A partire da Medusa - la prima raccolta della maturità e la più significativa (Torino 1880, 1881, 1890) - e via via in quelle successive, è tutto un mondo di fantasie paurose che si svolge, in forma lucida e tersa, e purtuttavia avvolto in un'atmosfera di tetraggine opprimente. Ma sino dalla seconda raccolta, Dopo il tramonto (Milano 1893), e poi in Le Danaidi (Torino 1897) e, più ancora, in Morgana (Milano 1901), nei Poemetti drammatici (Milano 1905) e nelle Rime della selva (Milano 1906) quello che di troppo rigido e duro, di smisurato e iperbolicamente irreale e inumano era nello spirito del poeta, nelle sue figurazioni liriche, nella forma stessa, viene a grado a grado rammorbidendosi. La sua fantasia e la sua voce acquistano un calore e un'agilità nuova di movimenti e di toni. Al brivido di un tempo sottentra un senso più fervido e immediato della vita e della natura. Specialmente nelle Rime della selva e, più ancora, nei Poemetti drammatici possiamo avvertire a quando a quando il balenare d'una "grande speranza", e, sia pure, nelle Rime, attraverso ironie e sarcasmi, una vivacità nuova di motivi psicologici, bene assecondata dalle strofe rapide e balzanti di versi minori, le quali prendono il posto del sonetto, trattato di preferenza nelle prime raccolte. Nelle ultime due, se pure la fantasia del poeta si sente, a tratti, soverchiata dalla ragione, sorprendiamo raggi di luce rivelatori di quella rinnovata vita spirituale, di cui sono documento le pagine Per una fede (Milano 1906, ma già ed. nella Nuova Antol. del 1905) e, antecedente remoto, Il riscatto (composto nel 1898, pubblicato primamente nel 1901). Romanzo psicologico codesto e in parte autobiografieo, che rappresenta, non senza efficacia, il primo sforzo di liberazione dal pessimismo materialistico. Notevoli documenti del pensiero del G. sono pure Ecce Homo: aforismi e parabole (Milano 1908).

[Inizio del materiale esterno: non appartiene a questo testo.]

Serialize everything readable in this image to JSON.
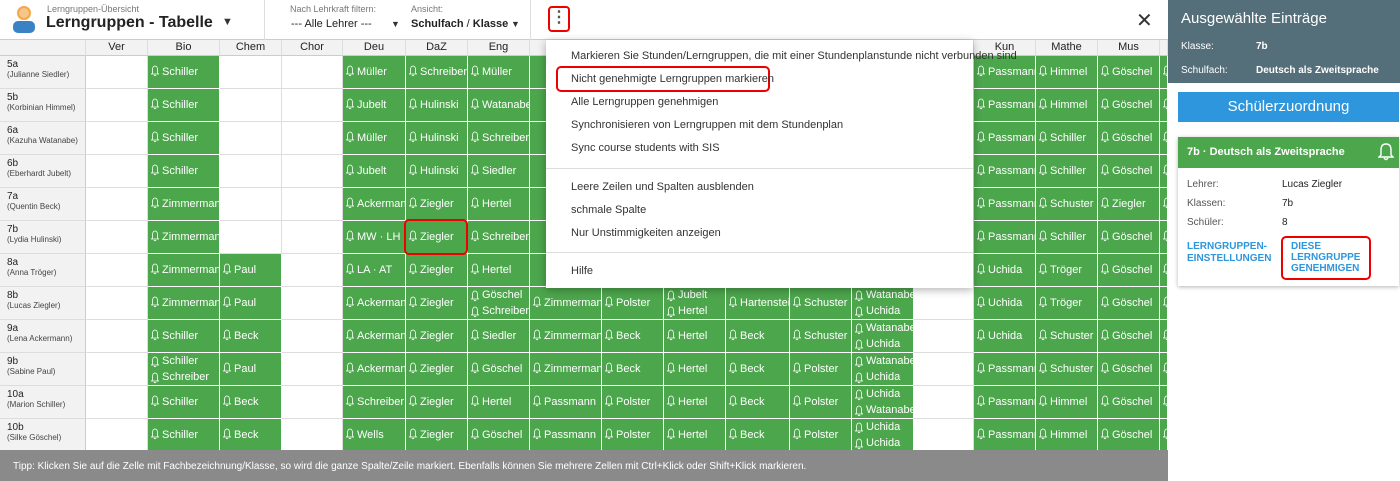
{
  "header": {
    "subtitle": "Lerngruppen-Übersicht",
    "title": "Lerngruppen - Tabelle",
    "filter_label": "Nach Lehrkraft filtern:",
    "filter_value": "--- Alle Lehrer ---",
    "view_label": "Ansicht:",
    "view_value_a": "Schulfach",
    "view_value_sep": " / ",
    "view_value_b": "Klasse"
  },
  "columns": [
    "Ver",
    "Bio",
    "Chem",
    "Chor",
    "Deu",
    "DaZ",
    "Eng",
    "Kun",
    "Mathe",
    "Mus"
  ],
  "rows": [
    {
      "name": "5a",
      "teacher": "(Julianne Siedler)"
    },
    {
      "name": "5b",
      "teacher": "(Korbinian Himmel)"
    },
    {
      "name": "6a",
      "teacher": "(Kazuha Watanabe)"
    },
    {
      "name": "6b",
      "teacher": "(Eberhardt Jubelt)"
    },
    {
      "name": "7a",
      "teacher": "(Quentin Beck)"
    },
    {
      "name": "7b",
      "teacher": "(Lydia Hulinski)"
    },
    {
      "name": "8a",
      "teacher": "(Anna Tröger)"
    },
    {
      "name": "8b",
      "teacher": "(Lucas Ziegler)"
    },
    {
      "name": "9a",
      "teacher": "(Lena Ackermann)"
    },
    {
      "name": "9b",
      "teacher": "(Sabine Paul)"
    },
    {
      "name": "10a",
      "teacher": "(Marion Schiller)"
    },
    {
      "name": "10b",
      "teacher": "(Silke Göschel)"
    }
  ],
  "cells": {
    "bio": [
      "Schiller",
      "Schiller",
      "Schiller",
      "Schiller",
      "Zimmermann",
      "Zimmermann",
      "Zimmermann",
      "Zimmermann",
      "Schiller",
      "Schiller|Schreiber",
      "Schiller",
      "Schiller"
    ],
    "chem": [
      "",
      "",
      "",
      "",
      "",
      "",
      "Paul",
      "Paul",
      "Beck",
      "Paul",
      "Beck",
      "Beck"
    ],
    "deu": [
      "Müller",
      "Jubelt",
      "Müller",
      "Jubelt",
      "Ackermann",
      "MW · LH",
      "LA · AT",
      "Ackermann",
      "Ackermann",
      "Ackermann",
      "Schreiber",
      "Wells"
    ],
    "daz": [
      "Schreiber",
      "Hulinski",
      "Hulinski",
      "Hulinski",
      "Ziegler",
      "Ziegler",
      "Ziegler",
      "Ziegler",
      "Ziegler",
      "Ziegler",
      "Ziegler",
      "Ziegler"
    ],
    "eng": [
      "Müller",
      "Watanabe",
      "Schreiber",
      "Siedler",
      "Hertel",
      "Schreiber",
      "Hertel",
      "Göschel|Schreiber",
      "Siedler",
      "Göschel",
      "Hertel",
      "Göschel"
    ],
    "kun": [
      "Passmann",
      "Passmann",
      "Passmann",
      "Passmann",
      "Passmann",
      "Passmann",
      "Uchida",
      "Uchida",
      "Uchida",
      "Passmann",
      "Passmann",
      "Passmann"
    ],
    "mathe": [
      "Himmel",
      "Himmel",
      "Schiller",
      "Schiller",
      "Schuster",
      "Schiller",
      "Tröger",
      "Tröger",
      "Schuster",
      "Schuster",
      "Himmel",
      "Himmel"
    ],
    "mus": [
      "Göschel",
      "Göschel",
      "Göschel",
      "Göschel",
      "Ziegler",
      "Göschel",
      "Göschel",
      "Göschel",
      "Göschel",
      "Göschel",
      "Göschel",
      "Göschel"
    ],
    "hidden_rows": [
      [
        "Zimmermann",
        "Polster",
        "Jubelt|Hertel",
        "Hartenstein",
        "Schuster",
        "Watanabe|Uchida"
      ],
      [
        "Zimmermann",
        "Beck",
        "Hertel",
        "Beck",
        "Schuster",
        "Watanabe|Uchida"
      ],
      [
        "Zimmermann",
        "Beck",
        "Hertel",
        "Beck",
        "Polster",
        "Watanabe|Uchida"
      ],
      [
        "Passmann",
        "Polster",
        "Hertel",
        "Beck",
        "Polster",
        "Uchida|Watanabe"
      ],
      [
        "Passmann",
        "Polster",
        "Hertel",
        "Beck",
        "Polster",
        "Uchida|Uchida"
      ]
    ]
  },
  "menu": {
    "items": [
      "Markieren Sie Stunden/Lerngruppen, die mit einer Stundenplanstunde nicht verbunden sind",
      "Nicht genehmigte Lerngruppen markieren",
      "Alle Lerngruppen genehmigen",
      "Synchronisieren von Lerngruppen mit dem Stundenplan",
      "Sync course students with SIS",
      "Leere Zeilen und Spalten ausblenden",
      "schmale Spalte",
      "Nur Unstimmigkeiten anzeigen",
      "Hilfe"
    ]
  },
  "tip": "Tipp: Klicken Sie auf die Zelle mit Fachbezeichnung/Klasse, so wird die ganze Spalte/Zeile markiert. Ebenfalls können Sie mehrere Zellen mit Ctrl+Klick oder Shift+Klick markieren.",
  "panel": {
    "title": "Ausgewählte Einträge",
    "klasse_label": "Klasse:",
    "klasse_value": "7b",
    "fach_label": "Schulfach:",
    "fach_value": "Deutsch als Zweitsprache",
    "button": "Schülerzuordnung",
    "card_title": "7b · Deutsch als Zweitsprache",
    "lehrer_label": "Lehrer:",
    "lehrer_value": "Lucas Ziegler",
    "klassen_label": "Klassen:",
    "klassen_value": "7b",
    "schueler_label": "Schüler:",
    "schueler_value": "8",
    "link_settings_1": "LERNGRUPPEN-",
    "link_settings_2": "EINSTELLUNGEN",
    "link_approve_1": "DIESE",
    "link_approve_2": "LERNGRUPPE",
    "link_approve_3": "GENEHMIGEN"
  },
  "colors": {
    "green": "#4ca64c",
    "panel_header": "#546e7a",
    "button_blue": "#2d96dc",
    "highlight_red": "#e00"
  },
  "icons": [
    "avatar-icon",
    "kebab-menu-icon",
    "close-icon",
    "bell-icon",
    "chevron-down-icon"
  ]
}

Considerando nel suo complesso la vasta produzione lirica del G., è impossibile negare che in essa l'ala della fantasia, a volte, rade stancamente la terra e, specie nelle prime raccolte, rivela durezze di forme letterarie non domate ancora dall'arte. Tuttavia ogni giudice sereno vi riconosce documenti numerosi di poesia vera, contrassegnata da grande nobiltà spirituale e da originalità fantastica. Fra i poeti vissuti a cavaliere del sec. XIX e del XX, il G. è uno dei pochi che non hanno a temere il verdetto dei posteri.

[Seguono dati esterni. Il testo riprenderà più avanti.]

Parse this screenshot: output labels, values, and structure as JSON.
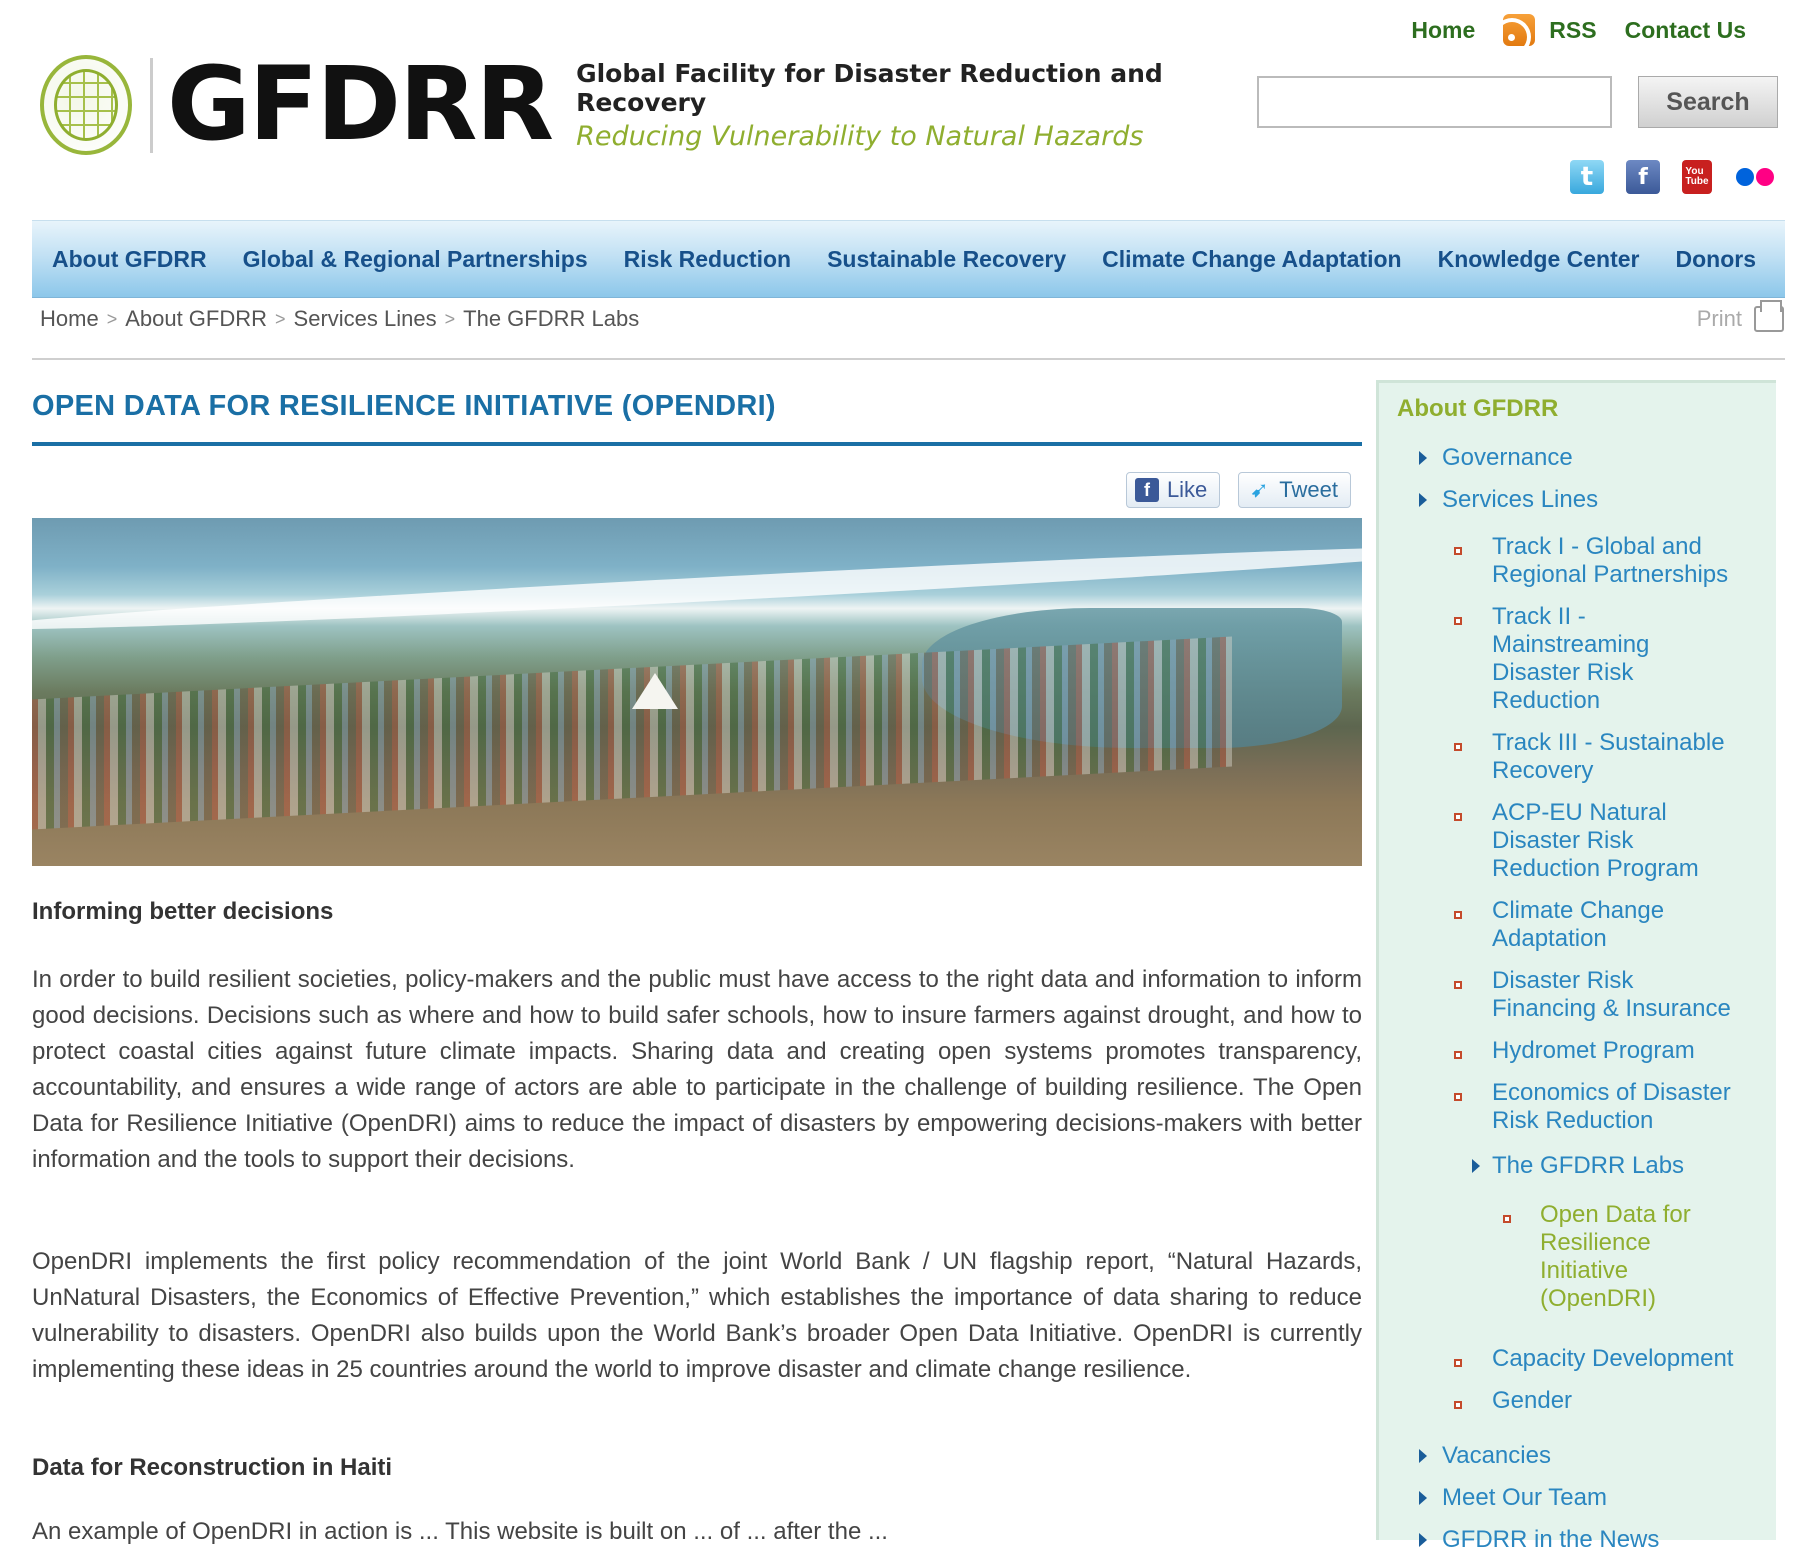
{
  "header": {
    "top_links": {
      "home": "Home",
      "rss": "RSS",
      "contact": "Contact Us"
    },
    "logo": {
      "name": "GFDRR",
      "tagline1": "Global Facility for Disaster Reduction and Recovery",
      "tagline2": "Reducing Vulnerability to Natural Hazards"
    },
    "search": {
      "button_label": "Search",
      "value": ""
    },
    "social_icons": [
      "twitter-icon",
      "facebook-icon",
      "youtube-icon",
      "flickr-icon"
    ]
  },
  "nav": {
    "items": [
      "About GFDRR",
      "Global & Regional Partnerships",
      "Risk Reduction",
      "Sustainable Recovery",
      "Climate Change Adaptation",
      "Knowledge Center",
      "Donors"
    ]
  },
  "breadcrumb": {
    "items": [
      "Home",
      "About GFDRR",
      "Services Lines",
      "The GFDRR Labs"
    ],
    "separator": ">",
    "print_label": "Print"
  },
  "main": {
    "title": "OPEN DATA FOR RESILIENCE INITIATIVE (OPENDRI)",
    "share": {
      "like": "Like",
      "tweet": "Tweet"
    },
    "heading1": "Informing better decisions",
    "para1": "In order to build resilient societies, policy-makers and the public must have access to the right data and information to inform good decisions.  Decisions such as where and how to build safer schools, how to insure farmers against drought, and how to protect coastal cities against future climate impacts. Sharing data and creating open systems promotes transparency, accountability, and ensures a wide range of actors are able to participate in the challenge of building resilience. The Open Data for Resilience Initiative (OpenDRI) aims to reduce the impact of disasters by empowering decisions-makers with better information and the tools to support their decisions.",
    "para2": "OpenDRI implements the first policy recommendation of the joint World Bank / UN flagship report, “Natural Hazards, UnNatural Disasters, the Economics of Effective Prevention,” which establishes the importance of data sharing to reduce vulnerability to disasters. OpenDRI also builds upon the World Bank’s broader Open Data Initiative. OpenDRI is currently implementing these ideas in 25 countries around the world to improve disaster and climate change resilience.",
    "heading2": "Data for Reconstruction in Haiti",
    "para3": "An example of OpenDRI in action is ... This website is built on ... of ... after the ..."
  },
  "sidebar": {
    "title": "About GFDRR",
    "governance": "Governance",
    "services_lines": "Services Lines",
    "track1": [
      "Track I - Global and",
      "Regional Partnerships"
    ],
    "track2": [
      "Track II -",
      "Mainstreaming",
      "Disaster Risk",
      "Reduction"
    ],
    "track3": [
      "Track III - Sustainable",
      "Recovery"
    ],
    "acp": [
      "ACP-EU Natural",
      "Disaster Risk",
      "Reduction Program"
    ],
    "climate": [
      "Climate Change",
      "Adaptation"
    ],
    "financing": [
      "Disaster Risk",
      "Financing & Insurance"
    ],
    "hydromet": "Hydromet Program",
    "economics": [
      "Economics of Disaster",
      "Risk Reduction"
    ],
    "labs": "The GFDRR Labs",
    "opendri": [
      "Open Data for",
      "Resilience",
      "Initiative",
      "(OpenDRI)"
    ],
    "capacity": "Capacity Development",
    "gender": "Gender",
    "vacancies": "Vacancies",
    "team": "Meet Our Team",
    "news": "GFDRR in the News"
  },
  "colors": {
    "nav_text": "#17508a",
    "title_blue": "#1a6fa5",
    "brand_green": "#8fae2f",
    "link_blue": "#2a86c0",
    "sidebar_bg": "#e4f3ec"
  }
}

Ediz.: Poesie, ediz. completa con prefaz. di V. Cian (Torino 1922). Per il resto, v. la ricca Appendice: Bibliografia, III,1, di A. Defferrari, A. Graf, Milano 1930, di cui C. Calcaterra, in Giorn. stor. d. lett. italiana, XCIX (1932), pp. 329-333.
Bibl.: G.A. Cesareo, in Critica militante, 1907; scritti di R. Renier, V. Cian, A. Galletti, in Nuova Antologia, 16 giugno 1913; R. Renier, A.G., in Annuario della R. Università di Torino, 1913-14; V. Cian, A.G., in Atti d. Reale Acc. d. scienze di Torino, 1918. Per il resto, v. la cit. Appendice: Bibliografia, III, ii, di A. Defferrari.